Il faut nuancer. La Commission apprécie fortement le Luxembourg en raison de la grande diversité des institutions qui y sont implantées et qui jouent un rôle important dans le déploiement des priorités stratégiques de Bruxelles. Prenons par exemple le pôle numérique qui possède un grand potentiel. Le Grand-Duché peut proposer énormément de choses pour mettre en œuvre la transition numérique prônée par la présidente von der Leyen, notamment en ce qui concerne les supercalculateurs, les centres de données ou encore la blockchain. La Commission est décidée à déployer au Luxembourg du personnel hautement qualifié pour travailler dans ce domaine. Le pôle judiciaire est solidement ancré avec l’arrivée du parquet européen dont les effectifs vont encore augmenter d’ici à 2023. Le pôle financier compte depuis 2020 la direction générale du Budget qui joue un rôle primordial dans la gestion du plan de relance. N’oublions pas que le Luxembourg héberge aussi une partie de la DG Santé et le Comité de sécurité sanitaire, en charge de la coordination des efforts nationaux en cas de crise. En tant que nouvelle représentante de la Commission au Luxembourg, je suivrai les développements de très près, avec mes interlocuteurs au gouvernement en charge de ce dossier.
Jeudi, le gouvernement a annoncé la levée de la clause de résidence minimale de 5 ans pour les résidents non luxembourgeois qui souhaitent participer aux élections communales.
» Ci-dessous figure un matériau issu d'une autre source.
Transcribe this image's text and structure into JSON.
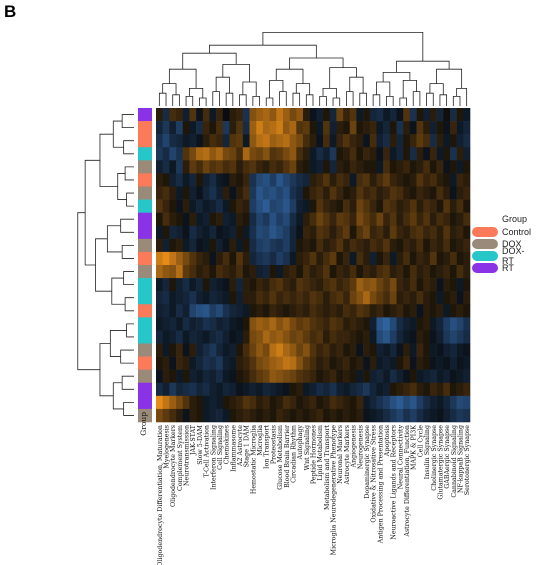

Comment jugez-vous cette initiative?
Je me réjouis de cette avancée, d’autant plus qu’elle concerne aussi les élections européennes. Mieux vaut commencer petit pour que les gens puissent se familiariser avec le dispositif et se rendre compte quel peut être l’apport de la communauté étrangère. Espérons que cet assouplissement de la loi électorale puisse contribuer à renforcer l’intégration. Plus nombreuses sont les possibilités pour les non-Luxembourgeois de s’impliquer dans la société, plus la cohésion se portera mieux.